Contact: Regina Davis, 202-898-9382, firstname.lastname@example.org
WASHINGTON (March 31, 2021) — New research from the National Regulatory Research Institute examines the relationship between California’s renewable portfolio standard program and the state’s increasing system variability, with higher potential for reliability events, such as during extreme weather conditions.
The NRRI Insights piece, “The Intersection of Decarbonization Policy Goals and Resource Adequacy Needs: A California Case Study,” explains the changing role of resource adequacy in the context of pressing industry issues such as: the rapid retirement of baseload and dispatchable generation; the state regulator’s finding that future procurement decisions should balance RPS requirements with resource adequacy needs; the continued development of advanced reliability metrics, which can help bridge the gap between decarbonization policy goals and resource adequacy needs; and the state’s responses to the ongoing supply shortages.
Authors Elliott Nethercutt, principal researcher for NRRI, and Chris Devon, director of market intelligence for Customized Energy Solutions, provide additional proposals aimed at improving the state’s near- and long-term reliability outlook.
“Last summer’s events in California highlight the importance of procurement decisions that maintain a level of resource adequacy commensurate with the reliability challenges associated with increasing system intermittency,” said Nethercutt. “This calls for the application of more comprehensive resource adequacy metrics.”
NRRI is the research arm for the National Association of Regulatory Utility Commissioners.

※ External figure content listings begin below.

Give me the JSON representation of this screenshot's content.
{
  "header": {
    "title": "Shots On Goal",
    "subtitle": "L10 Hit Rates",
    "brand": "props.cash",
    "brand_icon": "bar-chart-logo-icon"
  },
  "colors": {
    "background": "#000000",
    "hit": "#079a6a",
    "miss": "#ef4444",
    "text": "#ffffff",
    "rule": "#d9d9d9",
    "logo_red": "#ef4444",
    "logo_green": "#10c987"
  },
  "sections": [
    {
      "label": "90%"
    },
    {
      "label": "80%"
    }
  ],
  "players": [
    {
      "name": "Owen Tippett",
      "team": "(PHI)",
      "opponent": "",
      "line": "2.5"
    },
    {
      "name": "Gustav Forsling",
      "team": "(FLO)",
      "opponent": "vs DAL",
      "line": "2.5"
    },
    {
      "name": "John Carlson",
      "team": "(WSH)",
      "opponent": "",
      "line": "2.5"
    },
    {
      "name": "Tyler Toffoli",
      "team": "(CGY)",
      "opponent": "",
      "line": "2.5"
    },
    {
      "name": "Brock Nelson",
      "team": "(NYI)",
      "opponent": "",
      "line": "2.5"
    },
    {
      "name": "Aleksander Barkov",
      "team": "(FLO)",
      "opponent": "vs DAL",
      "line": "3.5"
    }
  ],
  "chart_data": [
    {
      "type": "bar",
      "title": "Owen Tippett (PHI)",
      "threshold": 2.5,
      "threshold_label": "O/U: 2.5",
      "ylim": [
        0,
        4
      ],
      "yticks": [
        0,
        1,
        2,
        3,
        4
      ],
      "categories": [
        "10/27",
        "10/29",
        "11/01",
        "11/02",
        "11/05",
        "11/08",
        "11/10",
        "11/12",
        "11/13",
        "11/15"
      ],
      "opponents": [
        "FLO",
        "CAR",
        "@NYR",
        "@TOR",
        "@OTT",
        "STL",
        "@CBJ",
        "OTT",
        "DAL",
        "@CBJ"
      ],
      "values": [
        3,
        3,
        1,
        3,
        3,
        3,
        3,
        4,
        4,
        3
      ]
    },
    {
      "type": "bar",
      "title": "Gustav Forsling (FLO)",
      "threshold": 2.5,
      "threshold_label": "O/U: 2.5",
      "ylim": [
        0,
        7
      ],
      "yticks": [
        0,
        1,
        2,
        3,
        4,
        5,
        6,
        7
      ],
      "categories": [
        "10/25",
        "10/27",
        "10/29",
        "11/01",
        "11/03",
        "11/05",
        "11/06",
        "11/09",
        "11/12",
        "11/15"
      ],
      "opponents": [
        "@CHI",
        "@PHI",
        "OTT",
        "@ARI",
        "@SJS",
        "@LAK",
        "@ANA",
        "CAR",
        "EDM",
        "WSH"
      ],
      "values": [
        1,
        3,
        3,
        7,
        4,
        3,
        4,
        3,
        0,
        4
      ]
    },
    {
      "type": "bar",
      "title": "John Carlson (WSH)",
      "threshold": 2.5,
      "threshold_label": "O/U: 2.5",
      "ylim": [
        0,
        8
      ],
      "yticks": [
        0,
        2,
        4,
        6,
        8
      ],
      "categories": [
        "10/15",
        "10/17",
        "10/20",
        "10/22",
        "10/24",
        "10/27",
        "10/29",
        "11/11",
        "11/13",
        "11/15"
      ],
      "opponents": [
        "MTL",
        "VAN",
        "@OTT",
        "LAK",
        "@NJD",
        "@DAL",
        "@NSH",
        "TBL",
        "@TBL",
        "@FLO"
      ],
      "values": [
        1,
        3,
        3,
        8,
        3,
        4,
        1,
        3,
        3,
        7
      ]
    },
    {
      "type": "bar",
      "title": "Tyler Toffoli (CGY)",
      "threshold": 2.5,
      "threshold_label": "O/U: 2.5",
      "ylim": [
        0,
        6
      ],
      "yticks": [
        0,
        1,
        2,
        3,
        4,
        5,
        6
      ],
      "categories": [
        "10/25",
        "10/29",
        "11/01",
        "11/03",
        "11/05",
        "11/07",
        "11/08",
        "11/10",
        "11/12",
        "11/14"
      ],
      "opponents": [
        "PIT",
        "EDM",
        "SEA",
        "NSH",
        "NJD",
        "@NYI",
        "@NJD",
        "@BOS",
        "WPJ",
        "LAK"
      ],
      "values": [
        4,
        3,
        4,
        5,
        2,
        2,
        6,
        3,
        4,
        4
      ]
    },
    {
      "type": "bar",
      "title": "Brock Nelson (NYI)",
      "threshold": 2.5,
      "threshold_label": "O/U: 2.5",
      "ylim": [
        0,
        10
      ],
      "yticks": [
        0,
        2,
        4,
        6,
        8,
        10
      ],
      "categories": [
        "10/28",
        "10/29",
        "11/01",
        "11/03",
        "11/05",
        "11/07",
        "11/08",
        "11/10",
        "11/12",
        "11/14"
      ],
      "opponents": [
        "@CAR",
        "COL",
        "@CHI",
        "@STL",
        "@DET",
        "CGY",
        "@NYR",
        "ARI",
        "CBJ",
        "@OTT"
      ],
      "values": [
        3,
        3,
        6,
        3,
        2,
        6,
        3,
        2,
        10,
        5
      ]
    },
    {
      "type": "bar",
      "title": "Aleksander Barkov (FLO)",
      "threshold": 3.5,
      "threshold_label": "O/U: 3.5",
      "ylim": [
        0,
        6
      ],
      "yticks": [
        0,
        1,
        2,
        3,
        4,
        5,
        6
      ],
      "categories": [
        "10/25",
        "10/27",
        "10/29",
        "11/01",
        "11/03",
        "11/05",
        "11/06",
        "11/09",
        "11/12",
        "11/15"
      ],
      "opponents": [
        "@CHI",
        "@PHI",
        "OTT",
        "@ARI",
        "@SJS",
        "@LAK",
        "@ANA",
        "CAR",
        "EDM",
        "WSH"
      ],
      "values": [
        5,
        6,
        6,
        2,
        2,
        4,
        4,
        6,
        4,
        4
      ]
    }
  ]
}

Its goal is to serve state utility regulators by producing and disseminating relevant, high-quality research that provides the analytical framework and practical tools necessary to improve their public interest decision-making. This Insights paper is available online at bit.ly/3dnUseh.
The National Regulatory Research Institute (NRRI) was founded in 1976 by the National Association of Regulatory Utility Commissioners (NARUC). NRRI serves as a research arm to NARUC and its members, the utility regulatory commissions of the fifty states and the District of Columbia in the United States. NRRI’s primary mission is to produce and disseminate relevant and applicable research for NARUC members.